Lifting Symmetry Breaking Constraints with Inductive Logic Programming
This addresses the issue of time-consuming recomputation of SBCs for large-scale instances or advanced encodings in combinatorial problem-solving, particularly for Answer Set Programming, though it is incremental as it builds on existing SBC methods.
The paper tackles the problem of efficiently omitting symmetric solution candidates in combinatorial problem-solving by introducing a model-oriented approach that lifts instance-specific Symmetry Breaking Constraints (SBCs) into interpretable first-order constraints using Inductive Logic Programming, significantly outperforming a state-of-the-art instance-specific method and direct solver application.

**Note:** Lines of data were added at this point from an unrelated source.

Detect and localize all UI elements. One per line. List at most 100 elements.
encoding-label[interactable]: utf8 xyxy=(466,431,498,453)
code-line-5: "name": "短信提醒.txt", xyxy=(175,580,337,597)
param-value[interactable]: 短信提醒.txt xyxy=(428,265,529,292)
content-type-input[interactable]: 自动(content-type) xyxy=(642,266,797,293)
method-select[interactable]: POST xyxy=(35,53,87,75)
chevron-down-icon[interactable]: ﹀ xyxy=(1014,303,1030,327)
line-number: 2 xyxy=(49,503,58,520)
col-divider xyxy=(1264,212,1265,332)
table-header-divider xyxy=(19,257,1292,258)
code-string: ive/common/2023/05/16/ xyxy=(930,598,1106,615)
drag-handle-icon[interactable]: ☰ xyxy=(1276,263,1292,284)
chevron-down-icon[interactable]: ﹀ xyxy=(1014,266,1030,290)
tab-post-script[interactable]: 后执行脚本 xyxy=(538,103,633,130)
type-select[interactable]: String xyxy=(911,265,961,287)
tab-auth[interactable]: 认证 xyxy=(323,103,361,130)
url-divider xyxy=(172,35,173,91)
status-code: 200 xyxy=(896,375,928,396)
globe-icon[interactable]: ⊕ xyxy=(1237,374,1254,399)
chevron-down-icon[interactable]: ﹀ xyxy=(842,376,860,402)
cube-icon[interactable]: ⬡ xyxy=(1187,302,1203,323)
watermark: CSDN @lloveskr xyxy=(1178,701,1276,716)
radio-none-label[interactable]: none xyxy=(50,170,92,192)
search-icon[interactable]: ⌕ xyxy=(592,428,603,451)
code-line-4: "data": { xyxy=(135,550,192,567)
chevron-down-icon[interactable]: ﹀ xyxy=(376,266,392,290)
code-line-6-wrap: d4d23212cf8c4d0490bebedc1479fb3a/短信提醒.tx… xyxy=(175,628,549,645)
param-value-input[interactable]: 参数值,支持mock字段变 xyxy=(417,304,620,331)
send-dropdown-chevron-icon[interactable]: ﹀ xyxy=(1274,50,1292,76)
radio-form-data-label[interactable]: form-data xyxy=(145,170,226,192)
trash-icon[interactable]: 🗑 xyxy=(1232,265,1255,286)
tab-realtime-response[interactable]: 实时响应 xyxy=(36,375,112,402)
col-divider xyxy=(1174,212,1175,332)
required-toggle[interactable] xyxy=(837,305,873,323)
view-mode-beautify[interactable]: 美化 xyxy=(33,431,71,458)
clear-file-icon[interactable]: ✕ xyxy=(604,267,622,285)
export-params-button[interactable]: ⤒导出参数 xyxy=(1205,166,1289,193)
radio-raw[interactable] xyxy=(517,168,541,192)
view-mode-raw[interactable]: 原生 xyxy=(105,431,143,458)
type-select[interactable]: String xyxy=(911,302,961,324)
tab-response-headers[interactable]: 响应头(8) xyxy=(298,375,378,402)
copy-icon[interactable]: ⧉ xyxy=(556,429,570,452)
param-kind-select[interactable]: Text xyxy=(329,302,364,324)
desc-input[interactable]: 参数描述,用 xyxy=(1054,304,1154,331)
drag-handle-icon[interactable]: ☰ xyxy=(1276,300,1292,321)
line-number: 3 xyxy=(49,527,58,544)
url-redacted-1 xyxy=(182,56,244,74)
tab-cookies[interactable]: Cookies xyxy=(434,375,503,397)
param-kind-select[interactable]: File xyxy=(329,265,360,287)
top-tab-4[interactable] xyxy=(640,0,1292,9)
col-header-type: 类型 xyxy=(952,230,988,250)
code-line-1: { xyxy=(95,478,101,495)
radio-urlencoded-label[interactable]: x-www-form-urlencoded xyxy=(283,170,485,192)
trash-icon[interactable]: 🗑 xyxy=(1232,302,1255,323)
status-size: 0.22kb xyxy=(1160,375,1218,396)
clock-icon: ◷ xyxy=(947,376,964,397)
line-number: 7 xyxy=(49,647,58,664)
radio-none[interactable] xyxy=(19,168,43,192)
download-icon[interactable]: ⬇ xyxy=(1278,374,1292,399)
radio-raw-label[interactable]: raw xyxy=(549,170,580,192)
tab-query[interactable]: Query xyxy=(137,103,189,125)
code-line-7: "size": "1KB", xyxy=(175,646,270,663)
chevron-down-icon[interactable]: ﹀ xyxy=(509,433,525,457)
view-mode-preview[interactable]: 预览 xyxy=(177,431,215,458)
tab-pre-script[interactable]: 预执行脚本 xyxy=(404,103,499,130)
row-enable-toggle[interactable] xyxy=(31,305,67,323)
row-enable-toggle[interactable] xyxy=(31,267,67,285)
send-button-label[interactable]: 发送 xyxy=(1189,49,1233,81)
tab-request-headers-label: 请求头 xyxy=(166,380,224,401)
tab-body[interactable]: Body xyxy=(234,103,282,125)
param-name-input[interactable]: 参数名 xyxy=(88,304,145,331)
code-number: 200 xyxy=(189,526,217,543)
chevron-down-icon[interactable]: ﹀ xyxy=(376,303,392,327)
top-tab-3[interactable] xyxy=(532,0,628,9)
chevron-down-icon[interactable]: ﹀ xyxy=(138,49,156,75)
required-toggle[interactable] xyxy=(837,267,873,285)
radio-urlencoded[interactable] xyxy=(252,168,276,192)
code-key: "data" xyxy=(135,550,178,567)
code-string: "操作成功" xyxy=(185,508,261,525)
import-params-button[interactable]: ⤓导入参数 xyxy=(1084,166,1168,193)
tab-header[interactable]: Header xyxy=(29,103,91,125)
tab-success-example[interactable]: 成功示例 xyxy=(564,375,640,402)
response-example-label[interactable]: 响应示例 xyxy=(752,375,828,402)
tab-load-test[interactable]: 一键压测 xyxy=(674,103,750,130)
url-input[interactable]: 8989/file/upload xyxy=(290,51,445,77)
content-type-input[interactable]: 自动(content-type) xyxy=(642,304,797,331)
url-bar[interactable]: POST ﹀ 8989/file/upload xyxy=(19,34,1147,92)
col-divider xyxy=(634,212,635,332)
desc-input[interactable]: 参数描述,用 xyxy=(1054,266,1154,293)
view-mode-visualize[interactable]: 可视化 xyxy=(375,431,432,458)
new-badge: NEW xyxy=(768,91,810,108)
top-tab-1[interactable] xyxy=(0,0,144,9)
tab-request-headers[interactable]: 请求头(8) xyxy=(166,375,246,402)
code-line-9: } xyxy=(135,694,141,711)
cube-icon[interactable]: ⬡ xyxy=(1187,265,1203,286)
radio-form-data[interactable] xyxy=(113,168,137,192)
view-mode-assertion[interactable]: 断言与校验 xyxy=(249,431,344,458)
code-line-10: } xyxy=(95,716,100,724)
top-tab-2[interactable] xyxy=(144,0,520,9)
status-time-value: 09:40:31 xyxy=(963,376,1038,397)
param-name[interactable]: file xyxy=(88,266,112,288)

Efficient omission of symmetric solution candidates is essential for combinatorial problem-solving. Most of the existing approaches are instance-specific and focus on the automatic computation of Symmetry Breaking Constraints (SBCs) for each given problem instance. However, the application of such approaches to large-scale instances or advanced problem encodings might be problematic since the computed SBCs are propositional and, therefore, can neither be meaningfully interpreted nor transferred to other instances. As a result, a time-consuming recomputation of SBCs must be done before every invocation of a solver. To overcome these limitations, we introduce a new model-oriented approach for Answer Set Programming that lifts the SBCs of small problem instances into a set of interpretable first-order constraints using the Inductive Logic Programming paradigm. Experiments demonstrate the ability of our framework to learn general constraints from instance-specific SBCs for a collection of combinatorial problems. The obtained results indicate that our approach significantly outperforms a state-of-the-art instance-specific method as well as the direct application of a solver.